Quand il fut terminé, la fillette, une larme dans les yeux, un sourire navré crispant sa bouche, dit très bas, avec une simplicité ravissante et comme pour excuser l’algarade de sa mère :

— Je chante si faux !

Les examinateurs, désarmés et attendris, la questionnèrent avec le désir évident de lui laisser prendre une brillante revanche. Ils y réussirent, et, tandis que l’enfant recevait les félicitations du jury, je pensais, cousine, qu’une femme de cette trempe saurait toujours se débrouiller et créer du bonheur là où d’autres n’eussent trouvé que des occasions de chagrin.

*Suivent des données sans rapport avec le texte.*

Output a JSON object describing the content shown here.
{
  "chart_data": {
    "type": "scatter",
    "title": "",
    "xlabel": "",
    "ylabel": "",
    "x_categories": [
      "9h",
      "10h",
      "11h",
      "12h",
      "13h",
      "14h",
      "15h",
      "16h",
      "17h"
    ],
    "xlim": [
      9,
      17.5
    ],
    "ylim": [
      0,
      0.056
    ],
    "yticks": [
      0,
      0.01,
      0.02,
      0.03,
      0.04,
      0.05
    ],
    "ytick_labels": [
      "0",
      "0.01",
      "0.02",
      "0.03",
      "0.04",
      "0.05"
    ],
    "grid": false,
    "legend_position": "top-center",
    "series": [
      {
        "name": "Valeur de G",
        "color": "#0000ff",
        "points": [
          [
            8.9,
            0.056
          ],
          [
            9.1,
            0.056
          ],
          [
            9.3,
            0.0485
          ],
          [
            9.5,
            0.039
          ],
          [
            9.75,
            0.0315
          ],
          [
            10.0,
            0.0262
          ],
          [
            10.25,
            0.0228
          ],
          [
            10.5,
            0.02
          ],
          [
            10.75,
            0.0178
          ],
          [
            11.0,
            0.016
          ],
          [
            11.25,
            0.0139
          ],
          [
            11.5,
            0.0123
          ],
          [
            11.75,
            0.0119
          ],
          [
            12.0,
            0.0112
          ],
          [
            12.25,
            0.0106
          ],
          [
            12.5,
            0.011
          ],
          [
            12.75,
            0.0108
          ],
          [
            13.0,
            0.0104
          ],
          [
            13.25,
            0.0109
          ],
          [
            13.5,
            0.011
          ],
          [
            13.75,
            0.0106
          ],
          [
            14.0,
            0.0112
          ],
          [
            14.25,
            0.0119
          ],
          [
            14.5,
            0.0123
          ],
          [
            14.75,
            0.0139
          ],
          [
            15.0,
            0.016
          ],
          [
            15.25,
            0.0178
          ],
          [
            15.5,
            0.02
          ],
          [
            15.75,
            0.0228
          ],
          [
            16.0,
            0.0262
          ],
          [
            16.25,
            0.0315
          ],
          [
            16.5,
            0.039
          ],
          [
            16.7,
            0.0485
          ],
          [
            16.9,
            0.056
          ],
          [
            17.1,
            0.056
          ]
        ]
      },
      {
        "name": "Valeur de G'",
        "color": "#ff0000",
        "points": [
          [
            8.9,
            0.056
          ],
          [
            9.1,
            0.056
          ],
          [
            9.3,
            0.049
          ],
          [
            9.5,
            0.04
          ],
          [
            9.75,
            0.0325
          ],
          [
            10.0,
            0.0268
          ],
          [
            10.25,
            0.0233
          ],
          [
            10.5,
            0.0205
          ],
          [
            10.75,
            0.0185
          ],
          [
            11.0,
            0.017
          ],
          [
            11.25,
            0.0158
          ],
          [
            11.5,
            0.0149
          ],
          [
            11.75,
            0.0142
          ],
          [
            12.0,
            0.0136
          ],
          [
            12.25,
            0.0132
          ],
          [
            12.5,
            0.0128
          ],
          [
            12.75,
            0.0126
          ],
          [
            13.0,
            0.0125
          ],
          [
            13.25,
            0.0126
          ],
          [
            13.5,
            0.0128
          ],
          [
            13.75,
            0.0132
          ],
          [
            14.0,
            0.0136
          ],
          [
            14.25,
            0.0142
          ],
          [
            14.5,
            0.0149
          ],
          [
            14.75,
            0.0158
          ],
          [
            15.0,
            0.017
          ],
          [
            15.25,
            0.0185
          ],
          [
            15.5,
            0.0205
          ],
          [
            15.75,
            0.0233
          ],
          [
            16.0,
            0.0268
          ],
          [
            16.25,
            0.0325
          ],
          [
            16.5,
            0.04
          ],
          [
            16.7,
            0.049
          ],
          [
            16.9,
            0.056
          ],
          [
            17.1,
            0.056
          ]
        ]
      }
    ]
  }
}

Près d’elle, se tenait une fillette qui, avant même qu’on ne l’interrogeât, se mit à fondre en larmes.

— Qu’est-ce que le thermomètre ? demanda l’examinateur, un peu énervé de ce déluge intempestif.

Un silence, puis le bruit d’une moucherie.

— Voyons, mademoiselle, vous avez déjà vu un thermomètre, interrogea le juge compatissant. Comment le gradue-t-on ?

Nouveau silence. Il ne sortit pas un son de cette bouche têtue, si ce n’est le bruit exaspérant d’inutiles sanglots.

Naturellement, cette jeune personne fut refusée.

— Elle possédait sa physique sur le bout du doigt ! expliquait, dans le couloir, son institutrice.

— J’ai eu peur, mademoiselle ; je ne pouvais pas m’empêcher de pleurer, disait, pour s’excuser, cette molle créature.

— C’est stupide de trembler comme cela, surtout quand on sait, observa, non sans amertume, le professeur.

Et j’avais envie d’objecter :

— Ce n’est pas de trembler qui est sot, c’est de n’avoir pas l’énergie de dominer la peur ; là seulement commence le vrai courage.